In 1588 it was undivided property of Count János Cseszneky and András Farkas, later was in the hands of Cseszneky heirs.

==History==

The village is first mentioned in a 1237 decree where it is referred to as Tapan. Over time the name was shortened to its current form. According to another document from the end of the 13th century the village contained 195 houses however was nearly destroyed by fire in 1881. The town's name was formally registered as Táp in 1898 and the village's current flag and crest was registered in 1992.

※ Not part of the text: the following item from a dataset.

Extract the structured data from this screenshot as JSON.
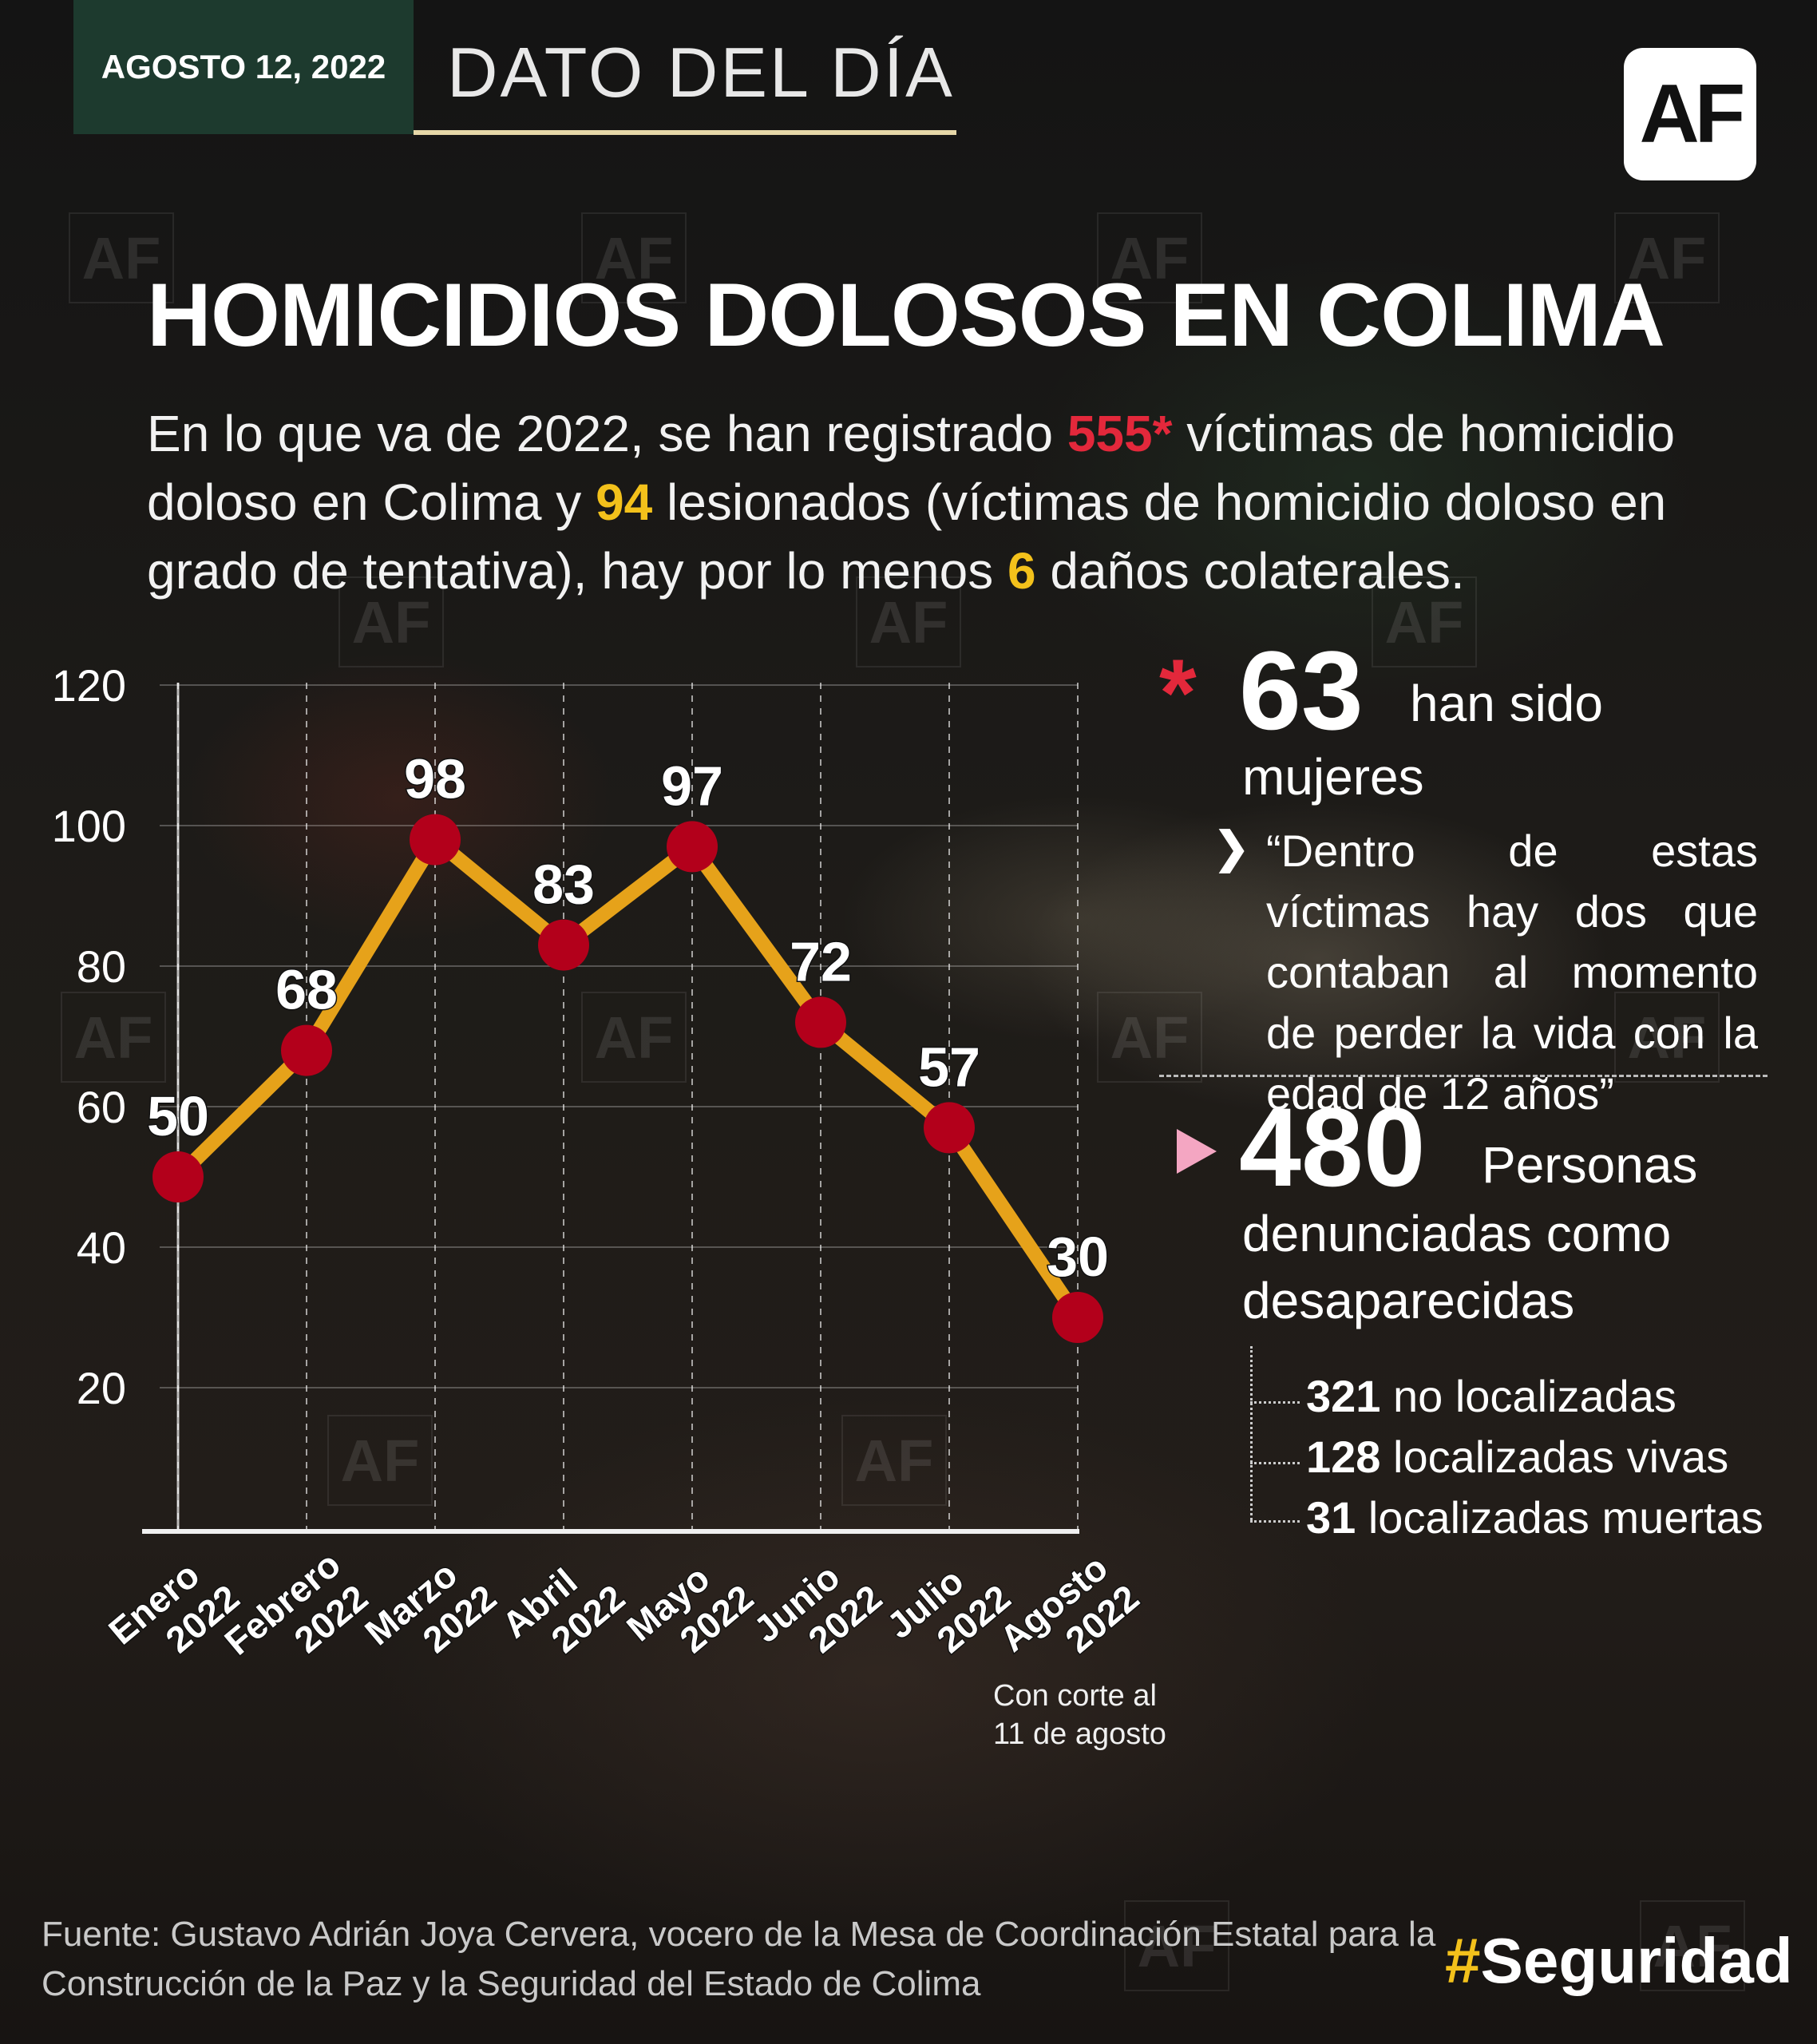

As a result of land reform following World War I the land within the village was broken up into smaller parcels. In further land reform following World War II 621 families were allotted 1800 kilo-hectares. The 1950s saw the collectivization and privatization of the village's agricultural lands. Private land ownership was reinstated during the transition from socialism in 1993-1994 and the collective was replaced by a 20-member agricultural production cooperative.

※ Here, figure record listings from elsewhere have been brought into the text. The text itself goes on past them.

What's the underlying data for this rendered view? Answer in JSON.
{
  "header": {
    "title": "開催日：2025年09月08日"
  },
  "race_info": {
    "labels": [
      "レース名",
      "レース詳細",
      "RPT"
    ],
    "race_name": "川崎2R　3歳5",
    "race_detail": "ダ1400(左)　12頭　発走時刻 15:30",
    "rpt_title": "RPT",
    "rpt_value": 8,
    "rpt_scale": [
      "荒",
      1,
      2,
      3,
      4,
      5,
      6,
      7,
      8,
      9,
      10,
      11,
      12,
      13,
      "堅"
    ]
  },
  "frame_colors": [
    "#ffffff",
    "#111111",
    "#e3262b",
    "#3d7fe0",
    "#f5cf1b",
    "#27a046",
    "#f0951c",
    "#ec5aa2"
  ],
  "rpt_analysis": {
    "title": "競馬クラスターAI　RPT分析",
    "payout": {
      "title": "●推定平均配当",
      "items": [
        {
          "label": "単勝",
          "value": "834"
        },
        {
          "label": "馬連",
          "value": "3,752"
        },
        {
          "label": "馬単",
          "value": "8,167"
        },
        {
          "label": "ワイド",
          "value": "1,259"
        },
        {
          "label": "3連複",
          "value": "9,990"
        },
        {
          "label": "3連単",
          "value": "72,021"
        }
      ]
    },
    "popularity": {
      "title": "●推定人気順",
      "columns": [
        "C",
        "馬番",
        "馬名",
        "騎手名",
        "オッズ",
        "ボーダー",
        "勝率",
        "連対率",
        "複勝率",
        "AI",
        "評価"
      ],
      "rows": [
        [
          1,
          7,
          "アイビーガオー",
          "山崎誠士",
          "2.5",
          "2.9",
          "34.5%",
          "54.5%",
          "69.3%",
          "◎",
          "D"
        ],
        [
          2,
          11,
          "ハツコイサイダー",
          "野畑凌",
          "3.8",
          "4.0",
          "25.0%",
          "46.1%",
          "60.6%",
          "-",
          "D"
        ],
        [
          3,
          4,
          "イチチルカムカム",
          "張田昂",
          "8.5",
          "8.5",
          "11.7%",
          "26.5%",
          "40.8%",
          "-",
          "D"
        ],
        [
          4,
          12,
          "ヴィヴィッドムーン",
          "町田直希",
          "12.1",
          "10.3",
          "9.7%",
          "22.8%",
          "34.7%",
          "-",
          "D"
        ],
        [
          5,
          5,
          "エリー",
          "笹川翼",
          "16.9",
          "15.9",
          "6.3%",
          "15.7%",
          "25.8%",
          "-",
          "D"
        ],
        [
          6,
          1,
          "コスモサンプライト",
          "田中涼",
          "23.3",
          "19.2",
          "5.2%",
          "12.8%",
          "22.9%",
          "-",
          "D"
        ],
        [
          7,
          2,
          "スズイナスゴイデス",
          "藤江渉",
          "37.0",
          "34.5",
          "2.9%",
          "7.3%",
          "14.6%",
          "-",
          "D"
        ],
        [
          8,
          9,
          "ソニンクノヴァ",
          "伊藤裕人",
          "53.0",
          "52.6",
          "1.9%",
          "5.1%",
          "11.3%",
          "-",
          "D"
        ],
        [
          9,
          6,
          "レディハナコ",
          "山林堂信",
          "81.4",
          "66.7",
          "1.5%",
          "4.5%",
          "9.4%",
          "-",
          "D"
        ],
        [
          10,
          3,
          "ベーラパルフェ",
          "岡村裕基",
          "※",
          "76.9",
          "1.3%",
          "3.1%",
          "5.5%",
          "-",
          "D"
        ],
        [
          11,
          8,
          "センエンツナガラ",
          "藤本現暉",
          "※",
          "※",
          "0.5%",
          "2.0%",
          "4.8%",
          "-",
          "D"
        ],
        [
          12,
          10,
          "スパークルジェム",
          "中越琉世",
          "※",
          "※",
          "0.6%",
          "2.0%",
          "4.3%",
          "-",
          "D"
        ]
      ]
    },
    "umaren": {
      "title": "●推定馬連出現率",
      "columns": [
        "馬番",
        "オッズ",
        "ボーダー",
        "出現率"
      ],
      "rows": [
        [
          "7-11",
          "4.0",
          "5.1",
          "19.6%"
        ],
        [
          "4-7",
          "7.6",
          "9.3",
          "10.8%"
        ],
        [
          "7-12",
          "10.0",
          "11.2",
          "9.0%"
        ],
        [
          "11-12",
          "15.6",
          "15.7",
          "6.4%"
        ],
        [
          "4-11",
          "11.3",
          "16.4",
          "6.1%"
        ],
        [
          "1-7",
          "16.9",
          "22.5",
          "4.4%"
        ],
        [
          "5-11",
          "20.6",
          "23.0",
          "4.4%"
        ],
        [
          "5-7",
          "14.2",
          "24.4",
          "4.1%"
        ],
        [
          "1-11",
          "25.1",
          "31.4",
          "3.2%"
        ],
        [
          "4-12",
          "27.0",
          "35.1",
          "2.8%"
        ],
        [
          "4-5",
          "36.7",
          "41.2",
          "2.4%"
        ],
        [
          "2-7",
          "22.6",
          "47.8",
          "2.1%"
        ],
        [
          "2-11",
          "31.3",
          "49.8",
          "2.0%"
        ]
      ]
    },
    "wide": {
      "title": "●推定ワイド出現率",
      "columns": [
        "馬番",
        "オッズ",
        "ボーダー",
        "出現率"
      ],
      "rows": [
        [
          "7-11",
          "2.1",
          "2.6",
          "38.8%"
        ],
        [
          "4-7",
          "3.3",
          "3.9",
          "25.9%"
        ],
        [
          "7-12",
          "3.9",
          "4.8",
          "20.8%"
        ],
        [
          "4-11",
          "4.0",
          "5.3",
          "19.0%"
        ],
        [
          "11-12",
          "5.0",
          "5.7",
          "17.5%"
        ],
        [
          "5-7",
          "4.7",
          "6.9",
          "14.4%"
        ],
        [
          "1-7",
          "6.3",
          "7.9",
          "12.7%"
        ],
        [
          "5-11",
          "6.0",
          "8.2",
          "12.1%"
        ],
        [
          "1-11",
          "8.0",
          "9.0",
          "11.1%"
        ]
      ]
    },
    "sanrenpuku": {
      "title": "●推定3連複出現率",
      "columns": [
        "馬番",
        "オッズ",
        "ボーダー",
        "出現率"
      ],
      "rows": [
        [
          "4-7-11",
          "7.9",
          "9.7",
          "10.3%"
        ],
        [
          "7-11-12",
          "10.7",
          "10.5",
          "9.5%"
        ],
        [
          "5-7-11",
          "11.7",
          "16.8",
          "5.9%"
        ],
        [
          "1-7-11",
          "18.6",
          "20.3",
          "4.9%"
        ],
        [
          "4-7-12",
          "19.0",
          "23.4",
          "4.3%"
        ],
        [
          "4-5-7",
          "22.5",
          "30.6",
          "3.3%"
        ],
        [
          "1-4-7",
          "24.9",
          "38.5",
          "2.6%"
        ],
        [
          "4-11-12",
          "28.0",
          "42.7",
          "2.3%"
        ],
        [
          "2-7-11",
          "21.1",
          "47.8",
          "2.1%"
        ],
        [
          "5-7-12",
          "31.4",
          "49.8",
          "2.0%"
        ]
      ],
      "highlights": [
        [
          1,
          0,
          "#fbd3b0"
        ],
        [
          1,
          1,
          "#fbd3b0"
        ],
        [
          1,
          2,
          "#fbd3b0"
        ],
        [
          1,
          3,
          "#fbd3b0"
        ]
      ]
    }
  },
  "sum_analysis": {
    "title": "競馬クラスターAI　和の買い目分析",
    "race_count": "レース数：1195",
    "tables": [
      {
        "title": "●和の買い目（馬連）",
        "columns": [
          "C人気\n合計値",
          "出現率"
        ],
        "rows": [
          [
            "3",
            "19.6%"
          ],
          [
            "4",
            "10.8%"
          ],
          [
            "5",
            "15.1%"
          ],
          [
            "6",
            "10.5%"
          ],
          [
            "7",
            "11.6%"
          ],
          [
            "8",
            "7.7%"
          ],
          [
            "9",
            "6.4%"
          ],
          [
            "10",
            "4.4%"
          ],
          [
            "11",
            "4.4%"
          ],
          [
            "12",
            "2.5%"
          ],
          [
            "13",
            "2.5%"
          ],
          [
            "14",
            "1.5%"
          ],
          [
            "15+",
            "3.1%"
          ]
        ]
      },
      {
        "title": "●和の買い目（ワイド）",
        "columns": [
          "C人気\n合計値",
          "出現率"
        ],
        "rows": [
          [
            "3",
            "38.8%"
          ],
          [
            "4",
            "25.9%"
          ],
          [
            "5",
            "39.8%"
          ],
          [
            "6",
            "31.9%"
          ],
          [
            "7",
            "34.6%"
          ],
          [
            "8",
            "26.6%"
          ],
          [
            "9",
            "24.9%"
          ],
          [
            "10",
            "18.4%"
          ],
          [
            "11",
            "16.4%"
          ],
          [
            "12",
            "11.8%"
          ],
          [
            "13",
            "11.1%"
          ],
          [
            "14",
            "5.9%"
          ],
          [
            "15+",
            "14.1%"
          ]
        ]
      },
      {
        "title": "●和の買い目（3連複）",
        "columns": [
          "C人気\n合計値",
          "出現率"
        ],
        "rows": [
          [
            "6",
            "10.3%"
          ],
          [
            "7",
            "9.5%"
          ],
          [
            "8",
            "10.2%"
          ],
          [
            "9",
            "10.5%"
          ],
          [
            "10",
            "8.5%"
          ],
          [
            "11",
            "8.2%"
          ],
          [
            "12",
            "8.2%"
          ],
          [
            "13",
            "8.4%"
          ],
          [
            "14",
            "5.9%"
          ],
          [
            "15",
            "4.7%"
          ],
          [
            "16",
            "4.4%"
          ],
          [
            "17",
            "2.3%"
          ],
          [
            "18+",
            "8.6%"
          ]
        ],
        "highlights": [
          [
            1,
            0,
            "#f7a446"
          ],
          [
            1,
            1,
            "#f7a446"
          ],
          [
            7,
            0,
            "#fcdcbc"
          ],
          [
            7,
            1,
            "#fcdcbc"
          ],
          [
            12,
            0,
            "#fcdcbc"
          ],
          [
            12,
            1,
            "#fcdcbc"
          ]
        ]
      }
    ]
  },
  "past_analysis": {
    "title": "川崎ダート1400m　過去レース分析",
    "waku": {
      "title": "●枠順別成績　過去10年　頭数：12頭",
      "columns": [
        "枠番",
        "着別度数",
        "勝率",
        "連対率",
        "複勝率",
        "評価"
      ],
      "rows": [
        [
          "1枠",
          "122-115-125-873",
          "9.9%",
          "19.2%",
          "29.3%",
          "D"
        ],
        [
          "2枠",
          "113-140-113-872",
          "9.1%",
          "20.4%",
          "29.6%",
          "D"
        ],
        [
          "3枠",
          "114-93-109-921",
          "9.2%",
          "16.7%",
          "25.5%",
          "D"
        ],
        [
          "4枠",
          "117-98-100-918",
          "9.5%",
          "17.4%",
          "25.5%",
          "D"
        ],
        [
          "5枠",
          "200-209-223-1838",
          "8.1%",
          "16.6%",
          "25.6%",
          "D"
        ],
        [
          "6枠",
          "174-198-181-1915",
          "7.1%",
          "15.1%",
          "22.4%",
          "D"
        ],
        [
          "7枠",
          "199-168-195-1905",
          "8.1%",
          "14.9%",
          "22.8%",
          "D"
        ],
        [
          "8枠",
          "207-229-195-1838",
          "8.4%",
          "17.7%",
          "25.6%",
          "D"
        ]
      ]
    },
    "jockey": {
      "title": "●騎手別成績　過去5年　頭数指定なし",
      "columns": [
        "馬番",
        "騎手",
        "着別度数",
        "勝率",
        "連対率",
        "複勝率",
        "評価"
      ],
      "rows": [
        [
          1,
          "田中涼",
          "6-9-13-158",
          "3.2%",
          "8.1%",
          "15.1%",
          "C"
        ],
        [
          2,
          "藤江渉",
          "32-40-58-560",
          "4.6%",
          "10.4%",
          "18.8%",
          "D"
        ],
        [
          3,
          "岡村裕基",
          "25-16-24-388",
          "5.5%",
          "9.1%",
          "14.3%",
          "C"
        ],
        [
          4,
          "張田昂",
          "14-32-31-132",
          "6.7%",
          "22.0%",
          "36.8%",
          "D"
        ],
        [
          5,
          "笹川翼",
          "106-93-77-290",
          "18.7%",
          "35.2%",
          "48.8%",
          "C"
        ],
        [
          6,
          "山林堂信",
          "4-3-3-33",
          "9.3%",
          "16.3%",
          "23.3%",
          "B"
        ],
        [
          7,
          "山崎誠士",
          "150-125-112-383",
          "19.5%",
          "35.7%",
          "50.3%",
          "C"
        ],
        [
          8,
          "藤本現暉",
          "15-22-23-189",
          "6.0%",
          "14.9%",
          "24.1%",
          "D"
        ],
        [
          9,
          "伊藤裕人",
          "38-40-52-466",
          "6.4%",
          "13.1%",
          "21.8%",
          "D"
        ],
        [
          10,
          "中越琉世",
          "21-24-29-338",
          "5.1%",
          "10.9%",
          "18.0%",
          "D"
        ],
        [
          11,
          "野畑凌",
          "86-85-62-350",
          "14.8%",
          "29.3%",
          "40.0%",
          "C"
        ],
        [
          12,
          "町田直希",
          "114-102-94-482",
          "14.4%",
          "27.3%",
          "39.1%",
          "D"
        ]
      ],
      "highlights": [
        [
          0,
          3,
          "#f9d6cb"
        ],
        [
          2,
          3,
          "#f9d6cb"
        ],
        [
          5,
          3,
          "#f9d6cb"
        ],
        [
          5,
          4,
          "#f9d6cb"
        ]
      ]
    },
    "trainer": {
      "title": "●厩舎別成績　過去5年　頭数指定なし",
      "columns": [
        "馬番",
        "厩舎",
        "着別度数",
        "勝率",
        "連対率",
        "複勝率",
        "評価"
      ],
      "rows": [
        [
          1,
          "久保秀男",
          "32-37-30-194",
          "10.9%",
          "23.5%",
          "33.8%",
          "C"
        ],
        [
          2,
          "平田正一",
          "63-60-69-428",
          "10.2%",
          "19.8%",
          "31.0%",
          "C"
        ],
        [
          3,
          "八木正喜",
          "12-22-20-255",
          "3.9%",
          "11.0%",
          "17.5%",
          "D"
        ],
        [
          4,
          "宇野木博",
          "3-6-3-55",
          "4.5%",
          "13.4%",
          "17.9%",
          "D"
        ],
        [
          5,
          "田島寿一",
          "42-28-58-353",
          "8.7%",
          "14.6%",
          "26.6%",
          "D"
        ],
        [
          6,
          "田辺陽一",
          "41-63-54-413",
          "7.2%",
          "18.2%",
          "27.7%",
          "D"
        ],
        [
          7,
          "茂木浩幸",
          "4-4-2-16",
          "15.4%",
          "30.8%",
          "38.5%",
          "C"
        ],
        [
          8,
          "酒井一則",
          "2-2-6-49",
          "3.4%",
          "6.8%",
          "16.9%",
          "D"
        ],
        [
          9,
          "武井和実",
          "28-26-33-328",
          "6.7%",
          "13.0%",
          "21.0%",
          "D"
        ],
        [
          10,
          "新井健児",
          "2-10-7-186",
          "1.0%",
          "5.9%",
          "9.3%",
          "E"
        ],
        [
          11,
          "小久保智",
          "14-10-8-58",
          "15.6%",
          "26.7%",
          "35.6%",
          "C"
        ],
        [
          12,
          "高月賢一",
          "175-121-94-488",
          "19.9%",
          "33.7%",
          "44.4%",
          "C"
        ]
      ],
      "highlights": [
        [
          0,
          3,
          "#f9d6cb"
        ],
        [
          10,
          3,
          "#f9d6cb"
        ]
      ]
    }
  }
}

From 1969 to 1990 the village was administered by a regional council along with the neighboring villages Gyorasszonyfá and Tápszentmiklós. Since January 1, 1990 the village has an independent, locally elected municipal government.

==Notable people==
- Stephen William Kuffler (1913–1980), neurophysiologist, was born in Táp.

==Geography==

Táp is a Hungarian village located just south of Gyor on the eastern side of the Pannonhalma (Sokoró) Hills. Lying at the edge of the Western Hungarian Plains and the beginning of the Bakony hills, the area around the village is a mix of steep forested hillsides and open meadow. Gyor is the nearest large city and can be reached directly by bus. The nearest train station is a few kilometers away in the neighbouring village of Gyorasszonyfa.

==Demographics==

The village has a current population of 745. The local elementary school, which also serves the children of Nyalka and Pázmandfalu, is also located in the village. Agriculture dominates the local economy however many inhabitants commute to Gyor for work. Agriculture in the village consists of farming and livestock rearing facilities just outside the village limits.

==Culture==

Historic Lane and National Folk Monument

Nestled in the hills of the village is a group of farm homes dating back to the late 18th and early 19th centuries with the oldest built in 1792. The homes are typical examples of central European adobe peasant homes with pole construction, thatched roofs, thick adobe walls and small windows. The fact they are grouped together makes this area unique and gives visitors a sense of what pheasant life would have been like in the 19th century.
The area is made up of 11 plots and received National Monument status in the 1970s. The village owns 8 of the 11 original plots, these areas and buildings are administered by Attila Balogh. Over the years repeated attempts have been made to preserve and restore the buildings. Among the remaining buildings is one home fully furnished with artifacts from the era that serves as a folk museum.

Spring Festival (Hegysor Tavasz)

Since 1991 the lane is also the site of the village's annual spring festival which celebrates the villages history and Hungarian Folk culture. Generally held around Pentecost in late April or early May the festival features crafts, regional cuisine, contests, folk music, and folk dance groups.